Donald Trump Terus Gunakan “Kartu China” untuk Memikat Pemilih di Pilpres AS
Trump lewat pidatonya tercatat menyebut China lebih dari 10 kali, termasuk menyebut Covid-19 sebagai "virus China".
Editor: Setya Krisna Sumarga
TRIBUNNEWS.COM, BEIJING – Menggunakan istilah novel coronavirus sebagai "virus China" saat berpidato di forum Konvensio Nasional Republik (RNC), Donald Trump terus berupaya mengalihkan perhatian kegagalan pemerintahannya di hadapan rakyat AS.
Trump gagal total menangani epidemi virus yang menewaskan 170.000 penduduk Amerika, sekaligus membuat ekonomi negara itu lesu. Trump pada saat yang sama menggembar-gemborkan pencapaian pribadinya selama memerintah.
Donald Trump menyampaikan pidato pencalonan Partai Republik untuk masa jabatan kedua, Jumat (28/8/2020) WIB, satu minggu setelah Joe Biden menerima pencalonan Partai Demokrat.
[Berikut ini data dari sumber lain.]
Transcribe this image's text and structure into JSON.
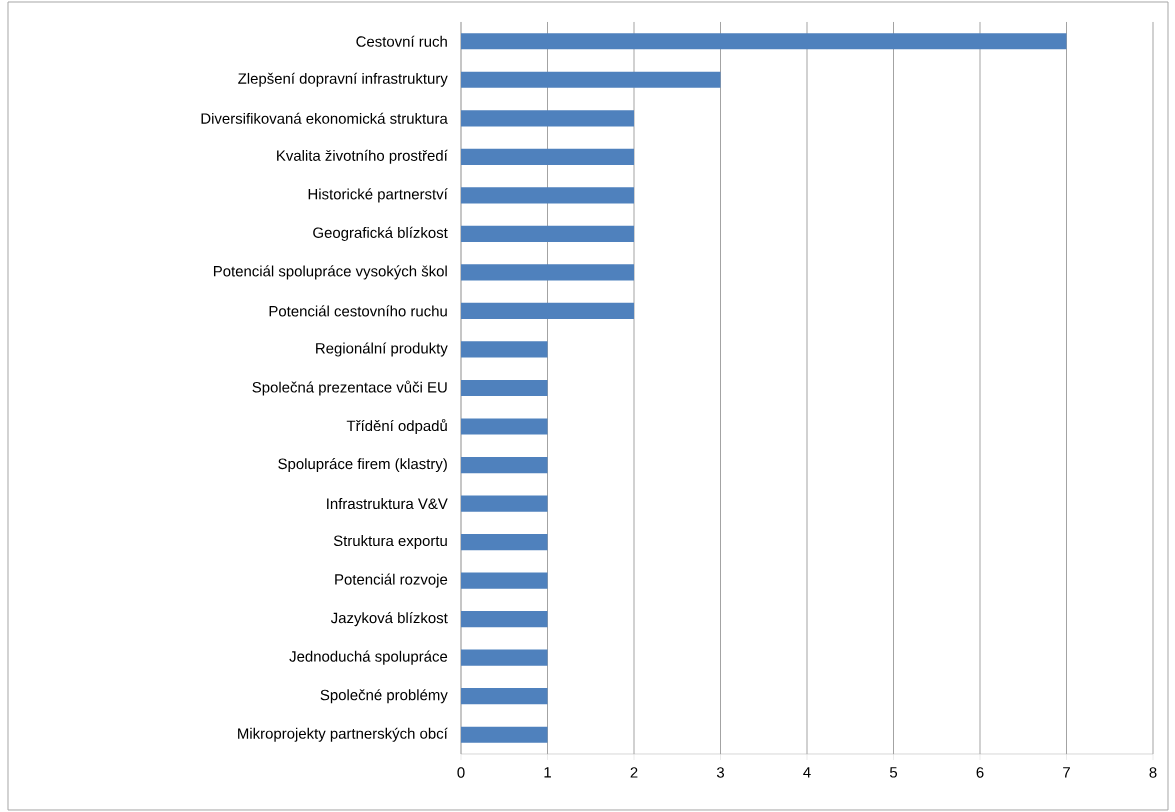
{
  "chart_data": {
    "type": "bar",
    "orientation": "horizontal",
    "categories": [
      "Cestovní ruch",
      "Zlepšení dopravní infrastruktury",
      "Diversifikovaná ekonomická struktura",
      "Kvalita životního prostředí",
      "Historické partnerství",
      "Geografická blízkost",
      "Potenciál spolupráce vysokých škol",
      "Potenciál cestovního ruchu",
      "Regionální produkty",
      "Společná prezentace vůči EU",
      "Třídění odpadů",
      "Spolupráce firem (klastry)",
      "Infrastruktura V&V",
      "Struktura exportu",
      "Potenciál rozvoje",
      "Jazyková blízkost",
      "Jednoduchá spolupráce",
      "Společné problémy",
      "Mikroprojekty partnerských obcí"
    ],
    "values": [
      7,
      3,
      2,
      2,
      2,
      2,
      2,
      2,
      1,
      1,
      1,
      1,
      1,
      1,
      1,
      1,
      1,
      1,
      1
    ],
    "color": "#4f81bd",
    "xlim": [
      0,
      8
    ],
    "xticks": [
      0,
      1,
      2,
      3,
      4,
      5,
      6,
      7,
      8
    ],
    "grid": "x"
  }
}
Trump resmi menerima pencalonan partainya.
Media Global Times di Beijing secara khusus menyoroti retorika Trump di pidato konvensi yang dihadiri lebih dari 1.000 orang di Taman Selatan Gedung Putih. Sebagian peserta tak menggunakan masker dan tidak ada tes deteksi virus corona.
Baca: Donald Trump Resmi Capres AS dari Partai Republik, Lawannya Joe Biden dari Partai Demokrat
Baca: Donald Trump Janji Buat AS Lebih Baik Jika Kembali Jadi Presiden & Tuding Joe Biden Komplotan China
Baca: Peserta Pidato Melania Trump di Rose Garden Hadir Tanpa Masker serta Tak Ada Pengecekan Suhu
Trump lewat pidatonya tercatat menyebut China lebih dari 10 kali, termasuk menyebut Covid-19 sebagai "virus China". Ia menggembar-gemborkan upayanya menahan China dan mengklaim China ingin Joe Biden menang.
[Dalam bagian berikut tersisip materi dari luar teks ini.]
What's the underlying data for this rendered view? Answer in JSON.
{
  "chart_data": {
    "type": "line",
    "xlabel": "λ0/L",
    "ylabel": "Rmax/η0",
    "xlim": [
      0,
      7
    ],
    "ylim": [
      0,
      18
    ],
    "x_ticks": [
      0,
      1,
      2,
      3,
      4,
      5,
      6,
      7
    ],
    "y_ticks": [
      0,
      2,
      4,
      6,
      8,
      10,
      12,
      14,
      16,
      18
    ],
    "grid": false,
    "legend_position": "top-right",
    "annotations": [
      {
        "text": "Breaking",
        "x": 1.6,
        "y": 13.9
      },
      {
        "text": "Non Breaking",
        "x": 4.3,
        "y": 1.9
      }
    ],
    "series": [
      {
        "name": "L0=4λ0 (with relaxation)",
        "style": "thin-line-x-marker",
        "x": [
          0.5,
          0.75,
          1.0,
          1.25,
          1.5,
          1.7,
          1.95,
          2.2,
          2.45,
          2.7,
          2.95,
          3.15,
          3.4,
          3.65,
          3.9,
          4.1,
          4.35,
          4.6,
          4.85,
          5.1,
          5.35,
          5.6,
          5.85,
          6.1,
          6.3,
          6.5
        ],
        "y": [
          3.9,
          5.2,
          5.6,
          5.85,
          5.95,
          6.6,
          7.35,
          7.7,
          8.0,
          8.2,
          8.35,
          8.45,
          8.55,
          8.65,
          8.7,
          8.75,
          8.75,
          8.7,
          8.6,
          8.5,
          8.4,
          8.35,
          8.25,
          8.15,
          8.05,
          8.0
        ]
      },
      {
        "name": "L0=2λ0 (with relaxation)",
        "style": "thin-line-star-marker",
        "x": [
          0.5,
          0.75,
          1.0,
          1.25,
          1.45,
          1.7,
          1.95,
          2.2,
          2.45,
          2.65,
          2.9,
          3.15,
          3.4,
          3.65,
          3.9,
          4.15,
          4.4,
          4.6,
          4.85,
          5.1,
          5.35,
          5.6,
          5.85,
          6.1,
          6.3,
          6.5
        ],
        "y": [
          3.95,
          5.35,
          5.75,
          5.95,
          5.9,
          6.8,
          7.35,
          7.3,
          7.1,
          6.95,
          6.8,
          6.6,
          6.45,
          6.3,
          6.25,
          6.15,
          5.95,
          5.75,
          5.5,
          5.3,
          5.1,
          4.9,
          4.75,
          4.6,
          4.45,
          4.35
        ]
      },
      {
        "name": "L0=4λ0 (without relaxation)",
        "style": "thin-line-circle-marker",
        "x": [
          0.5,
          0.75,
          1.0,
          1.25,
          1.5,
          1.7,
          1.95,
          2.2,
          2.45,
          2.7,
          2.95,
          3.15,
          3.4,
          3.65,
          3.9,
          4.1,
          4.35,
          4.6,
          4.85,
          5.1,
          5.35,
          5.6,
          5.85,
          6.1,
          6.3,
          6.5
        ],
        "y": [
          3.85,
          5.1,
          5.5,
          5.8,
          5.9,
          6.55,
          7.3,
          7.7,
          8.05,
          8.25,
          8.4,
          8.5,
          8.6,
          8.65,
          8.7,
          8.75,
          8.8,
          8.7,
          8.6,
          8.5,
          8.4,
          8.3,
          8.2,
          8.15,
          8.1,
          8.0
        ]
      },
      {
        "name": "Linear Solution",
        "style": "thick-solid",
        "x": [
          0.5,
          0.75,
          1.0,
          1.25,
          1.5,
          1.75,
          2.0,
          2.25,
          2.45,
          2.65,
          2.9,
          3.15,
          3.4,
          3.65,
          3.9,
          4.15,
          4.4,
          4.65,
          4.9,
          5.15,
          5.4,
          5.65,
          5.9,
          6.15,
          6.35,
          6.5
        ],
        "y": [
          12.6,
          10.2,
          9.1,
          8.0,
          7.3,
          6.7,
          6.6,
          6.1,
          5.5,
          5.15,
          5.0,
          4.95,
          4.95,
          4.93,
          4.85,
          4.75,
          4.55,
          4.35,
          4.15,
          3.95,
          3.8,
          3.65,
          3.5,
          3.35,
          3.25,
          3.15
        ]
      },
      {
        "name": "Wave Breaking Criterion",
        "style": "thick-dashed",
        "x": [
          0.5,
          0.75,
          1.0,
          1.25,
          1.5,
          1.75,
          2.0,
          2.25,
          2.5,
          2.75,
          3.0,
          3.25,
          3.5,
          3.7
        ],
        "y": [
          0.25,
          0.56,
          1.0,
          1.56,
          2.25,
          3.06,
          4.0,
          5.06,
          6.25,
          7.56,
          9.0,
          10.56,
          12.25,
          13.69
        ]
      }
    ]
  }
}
Sebagai perbandingan, Biden hanya menyebut China satu kali dalam pidatonya pekan lalu. Para ahli mengatakan kepada Global Times, memainkan "kartu China" adalah taktik usang yang juga digunakan Trump empat tahun lalu dalam kampanye pemilihan pertamanya.
Pada kenyataannya, memusuhi China adalah caranya menciptakan musuh dalam upaya untuk menenangkan basis pendukungnya.
"Dia menciptakan konflik baik di dalam maupun di luar AS empat tahun lalu, yang memberinya kemenangan yang mengejutkan. Jadi, kali ini, dia ingin meniru kesuksesan tersebut," Li Haidong, profesor di Institut Hubungan Internasional Luar Negeri Universitas Negeri China.
"Trump ingin memperkuat pendukung setianya dan memengaruhi pemilih yang tidak setia dengan peringatan berulangnya tentang 'ketakutan' dalam hubungannya dengan China,” jelas Diao Daming, pakar politik AS dan profesor di Universitas Renmin di Beijing.
“Tapi sejauh ini tidak berdampak pada swing voters," imbuh Daming. Trump terus membuntuti Biden dengan rata-rata 7,7 % dalam jajak pendapat terbaru.
Tetapi jajak pendapat sebelumnya yang diambil setelah Konvensi Nasional Demokrat pada 24 Agustus menunjukkan Biden unggul rata-rata 10 persen.
Para pengamat mengatakan masih sulit untuk memprediksi siapa yang akan menang, dan tiga debat presiden mungkin tidak berpihak pada Biden.
"Jika Biden memimpin lebih dari 10 persen setelah debat pada 22 Oktober, hampir bisa dipastikan dia akan mengalahkan Trump. Jika selisihnya di bawah 5 persen, Trump masih memiliki peluang untuk dipilih kembali," kata Diao.
Tetapi menurut para pakar yang dikontak Global Times, tidak peduli hasilnya, ada konsensus dalam masyarakat China bahwa tidak ada kandidat yang akan bersikap lunak terhadap China.